The persistence of imports has also sparked tensions within the industry. Aliko Dangote, promoter of the Dangote Refinery, has openly criticised the regulator for continuing to issue import licences for petroleum products, including petrol and diesel, despite rising domestic production capacity.
Dangote argues that ongoing importation is undermining local refining efforts and distorting market dynamics. He has also raised concerns about the quality of some imported fuels, alleging that high-sulphur diesel products entering the Nigerian market could have negative economic and environmental consequences.
In response, the NMDPRA announced in March 2026 that it had suspended the issuance of new petrol import licences, citing improved local supply conditions. The regulator noted that the Dangote Refinery alone accounted for 92 per cent of domestic petrol supply in February 2026, signalling a major shift in market structure.
Nonetheless, Dangote maintains that previously issued licences are still being utilised by importers, leading to what he describes as “back-loading”, a practice where imported products continue to enter the market despite sufficient local supply.

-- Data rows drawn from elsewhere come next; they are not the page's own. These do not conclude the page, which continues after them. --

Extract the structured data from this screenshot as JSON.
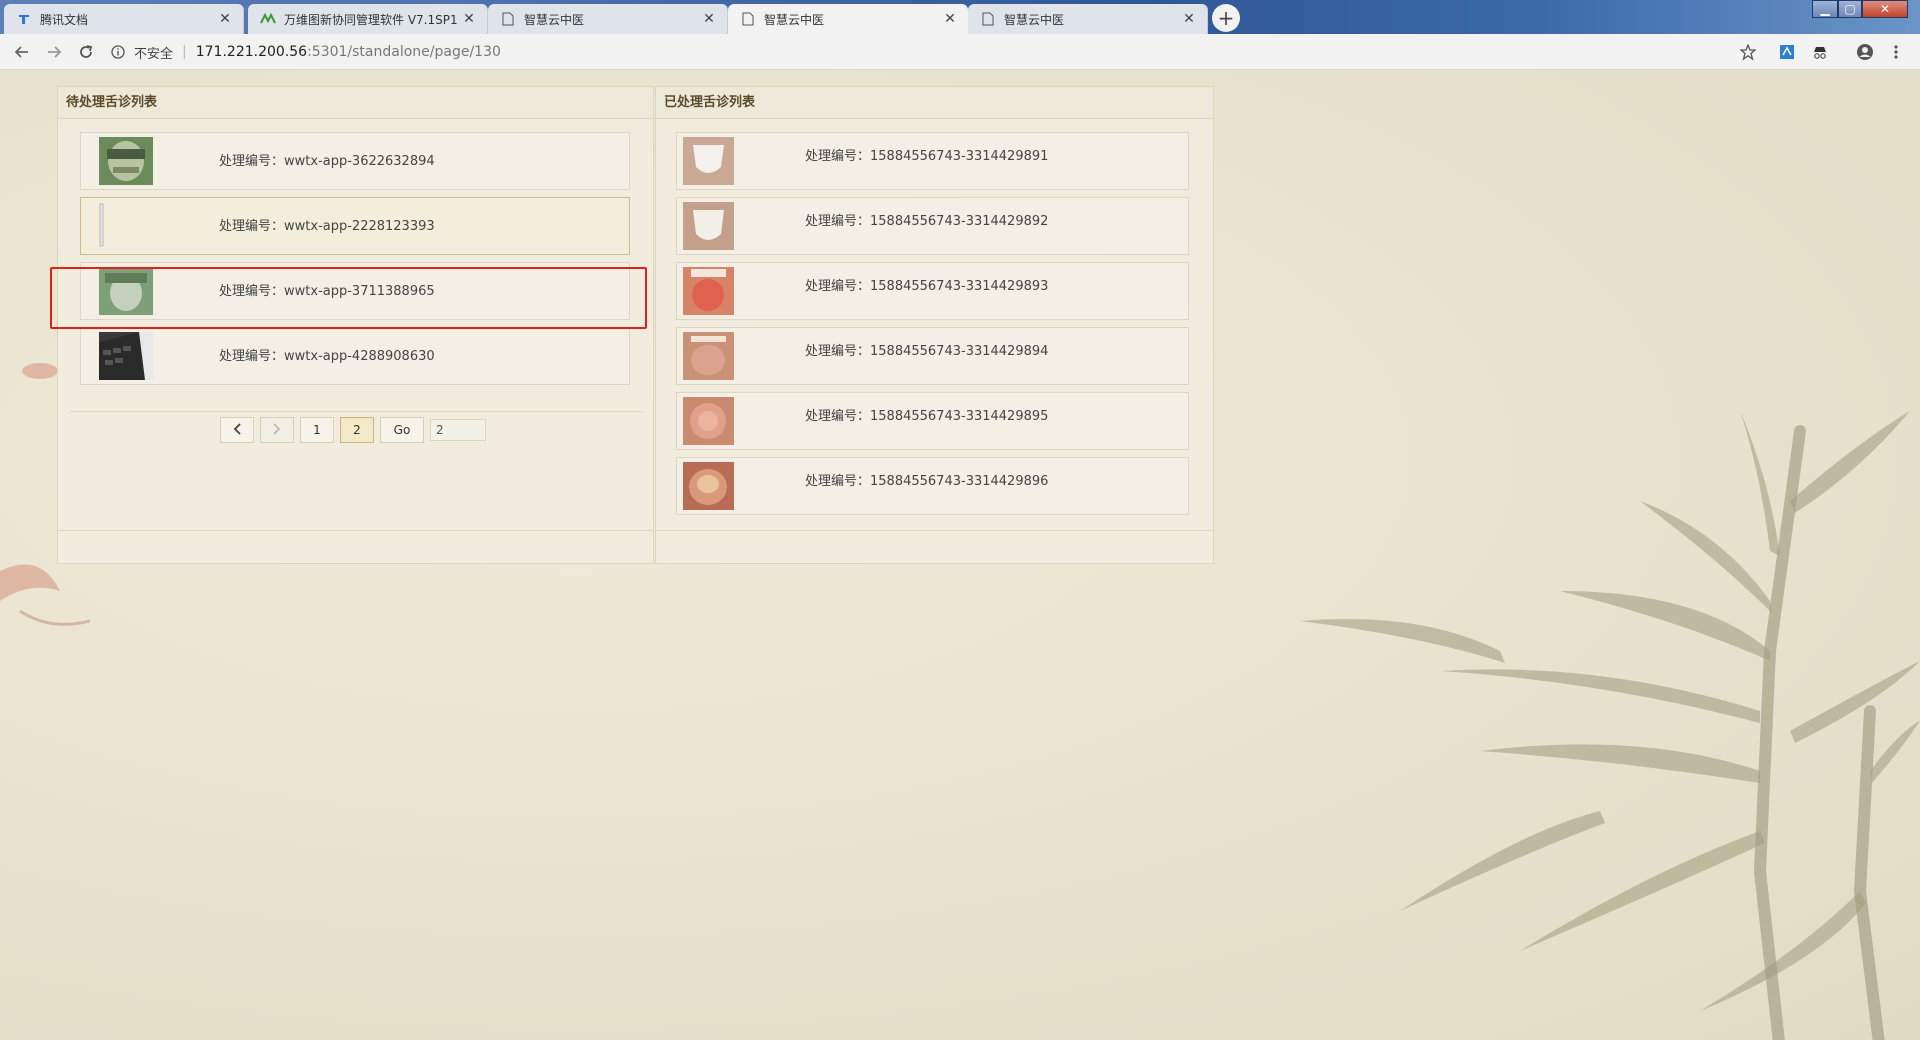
{
  "browser": {
    "tabs": [
      {
        "title": "腾讯文档",
        "favicon": "tencent-docs-icon",
        "active": false
      },
      {
        "title": "万维图新协同管理软件 V7.1SP1",
        "favicon": "app-logo-icon",
        "active": false
      },
      {
        "title": "智慧云中医",
        "favicon": "page-icon",
        "active": false
      },
      {
        "title": "智慧云中医",
        "favicon": "page-icon",
        "active": true
      },
      {
        "title": "智慧云中医",
        "favicon": "page-icon",
        "active": false
      }
    ],
    "new_tab": "+",
    "address": {
      "security_label": "不安全",
      "host": "171.221.200.56",
      "path": ":5301/standalone/page/130"
    }
  },
  "pending": {
    "title": "待处理舌诊列表",
    "items": [
      {
        "label": "处理编号：",
        "id": "wwtx-app-3622632894",
        "thumb": "face-photo"
      },
      {
        "label": "处理编号：",
        "id": "wwtx-app-2228123393",
        "thumb": "blank-photo",
        "selected": true
      },
      {
        "label": "处理编号：",
        "id": "wwtx-app-3711388965",
        "thumb": "face-photo"
      },
      {
        "label": "处理编号：",
        "id": "wwtx-app-4288908630",
        "thumb": "keyboard-photo"
      }
    ],
    "pager": {
      "prev": "‹",
      "next": "›",
      "pages": [
        "1",
        "2"
      ],
      "current": "2",
      "go_label": "Go",
      "input_value": "2"
    }
  },
  "processed": {
    "title": "已处理舌诊列表",
    "items": [
      {
        "label": "处理编号：",
        "id": "15884556743-3314429891",
        "thumb": "tongue-photo"
      },
      {
        "label": "处理编号：",
        "id": "15884556743-3314429892",
        "thumb": "tongue-photo"
      },
      {
        "label": "处理编号：",
        "id": "15884556743-3314429893",
        "thumb": "tongue-photo"
      },
      {
        "label": "处理编号：",
        "id": "15884556743-3314429894",
        "thumb": "tongue-photo"
      },
      {
        "label": "处理编号：",
        "id": "15884556743-3314429895",
        "thumb": "tongue-photo"
      },
      {
        "label": "处理编号：",
        "id": "15884556743-3314429896",
        "thumb": "tongue-photo"
      }
    ]
  },
  "colors": {
    "page_bg": "#e9e3d1",
    "panel_bg": "#f1eddf",
    "highlight": "#e0221b",
    "header_text": "#5a4a2a"
  }
}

This, he argues, creates artificial competition and limits the ability of domestic refiners to fully optimise capacity.
Beyond regulatory tensions, pricing dynamics also remain a critical issue. Despite increasing output, the Dangote Refinery has implemented several price adjustments, driven largely by the high cost of crude oil inputs. In some cases, crude prices have exceeded Brent benchmarks, placing upward pressure on refined product prices and complicating efforts to stabilise the domestic fuel market.
For consumers and businesses, this means that while Nigeria is producing more of its own fuel, the expected price relief has yet to fully materialise. Instead, the market is adjusting to a new equilibrium where local production coexists with global price influences.